Is Print Where Words Go To Die?
Print is where words go to die.
I heard this statement in a lecture the other day. It’s a great catch phrase. Is it true, though?
A first reaction is no. Non-fiction books have revised editions to keep them fresh and contemporary. Fiction books have series. Given the lead times to bring a book to market (anywhere from six to 18 months), however, how fresh and current is the content? I believe the speaker referred to the immediacy of the information, not the core content.
Other, more current technologies provide more immediate information. These include wikis, blogs and instant messages (IMs).
The first question a book printer may have is what is a wiki and a blog? Wikis are relatively new and blogs have been around for several years.
A wiki is a user editable Web site. It is comprised of many pages covering different topics. The idea behind a wiki is that one user posts some information on a subject and others add to the knowledge base. Some of the information added may be inaccurate or incomplete. That’s part of a wiki. Another user simply goes to the incorrect wiki page and corrects it. At all times, users can hit a “revert” button that returns the wiki to the last saved version. Sounds chaotic, doesn’t it? It is.
How did the wiki get its name? Wiki is Hawaiian for quick. You may have seen the vehicles in Honolulu called Wiki Wiki cabs that ferry tourists from the airport to the beachfront hotels. The wiki’s inventor, Ward Cunningham, wrote a few lines of code to create a place for co-workers to collaborate—quickly.

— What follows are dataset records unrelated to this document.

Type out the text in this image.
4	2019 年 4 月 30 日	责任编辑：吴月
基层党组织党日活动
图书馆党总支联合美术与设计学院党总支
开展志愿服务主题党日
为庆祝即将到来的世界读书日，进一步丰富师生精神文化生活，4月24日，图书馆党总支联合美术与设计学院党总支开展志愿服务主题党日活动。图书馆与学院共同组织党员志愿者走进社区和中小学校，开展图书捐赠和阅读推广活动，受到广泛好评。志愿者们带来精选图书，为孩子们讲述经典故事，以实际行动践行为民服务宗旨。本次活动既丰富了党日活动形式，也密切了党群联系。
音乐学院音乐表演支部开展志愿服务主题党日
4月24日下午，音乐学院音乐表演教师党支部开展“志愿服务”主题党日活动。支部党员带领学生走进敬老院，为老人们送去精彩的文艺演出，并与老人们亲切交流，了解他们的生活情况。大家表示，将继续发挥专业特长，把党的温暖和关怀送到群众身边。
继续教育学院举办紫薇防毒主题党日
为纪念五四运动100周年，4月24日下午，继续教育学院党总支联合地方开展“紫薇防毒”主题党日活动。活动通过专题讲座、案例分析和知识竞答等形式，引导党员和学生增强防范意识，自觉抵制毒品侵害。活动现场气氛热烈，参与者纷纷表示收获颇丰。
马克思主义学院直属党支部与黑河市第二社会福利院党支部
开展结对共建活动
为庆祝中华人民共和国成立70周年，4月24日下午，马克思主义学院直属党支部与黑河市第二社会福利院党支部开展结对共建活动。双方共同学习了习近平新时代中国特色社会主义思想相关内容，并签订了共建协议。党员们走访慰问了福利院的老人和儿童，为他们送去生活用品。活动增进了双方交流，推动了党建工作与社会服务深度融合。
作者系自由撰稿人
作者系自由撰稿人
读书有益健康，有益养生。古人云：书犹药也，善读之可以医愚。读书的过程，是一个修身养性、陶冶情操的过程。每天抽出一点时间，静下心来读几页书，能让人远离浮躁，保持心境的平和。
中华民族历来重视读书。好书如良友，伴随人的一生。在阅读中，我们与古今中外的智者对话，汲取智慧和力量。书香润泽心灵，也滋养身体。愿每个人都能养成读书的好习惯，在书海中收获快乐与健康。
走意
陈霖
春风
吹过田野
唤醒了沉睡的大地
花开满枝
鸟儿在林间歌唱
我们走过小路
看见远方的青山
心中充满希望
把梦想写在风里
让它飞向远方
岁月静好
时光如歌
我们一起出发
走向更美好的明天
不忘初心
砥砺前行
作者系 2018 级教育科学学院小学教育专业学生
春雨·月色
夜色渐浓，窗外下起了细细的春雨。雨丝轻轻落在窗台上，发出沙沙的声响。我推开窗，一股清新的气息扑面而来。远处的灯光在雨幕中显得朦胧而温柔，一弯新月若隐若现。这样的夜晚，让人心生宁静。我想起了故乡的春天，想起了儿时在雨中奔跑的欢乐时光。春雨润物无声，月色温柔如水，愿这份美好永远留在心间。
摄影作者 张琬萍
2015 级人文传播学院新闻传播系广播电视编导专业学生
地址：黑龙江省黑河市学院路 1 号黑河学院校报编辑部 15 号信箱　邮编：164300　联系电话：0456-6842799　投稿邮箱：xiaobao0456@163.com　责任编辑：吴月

Blog is short for web log. A blog is a site where an author, such as myself, posts ideas on a particular subject of interest or expertise. Others may add comments to each of the blog postings to further elaborate an idea.
What are the differences between a wiki and a blog? Wikis and blogs are dynamic. Both leave a “memory” on the Web. That’s where the similarity ends.
Blogs promote the identity of the person writing the blog and the users who contribute. A blog is also one single web page. After a few postings accumulate, they are archived for future reference. On my blog, for instance, I accumulate the postings by month and year.
A community of users, on the other hand, creates a wiki. It suppresses the identity of the originator and all contributors. No one knows who wrote what. A wiki is also a complete web site with multiple pages covering multiple subjects or subtopics.
Why are wikis, blogs and IMs better than print? The lecturer contends that the instantaneousness of wikis, blogs and IMs make them more flexible and dynamic than print. Print is a legacy technology. These other technologies surpass it because each marks our lives as they happen.
Yet wikis, blogs and IMs have their limitations. Instant messages are well suited for synchronous decision-making or information disseminating. “Meet me at Tutti’s at 5,” is a perfect use for an IM. Instant messages die, however, once the user deletes them. Wikis and blogs, while they live indefinitely on the web, are hard to search and index for reference.
What, then, is the role of print? Print is good for memorializing thoughts, ideas and events. Print lends credibility. One often hears the phrase, “if it’s printed, it must be true.” More and more frequently one hears, “memorialize that statement” in business-speak. For now, whenever something must be kept for future reference, print is the medium chosen.
Ironically, one of the great sales opportunities for book printers is blogs. Many bloggers want to publish their blogs in a more permanent form, books. Searching out prolific bloggers and contacting them may be a way for a book printer to capture more business.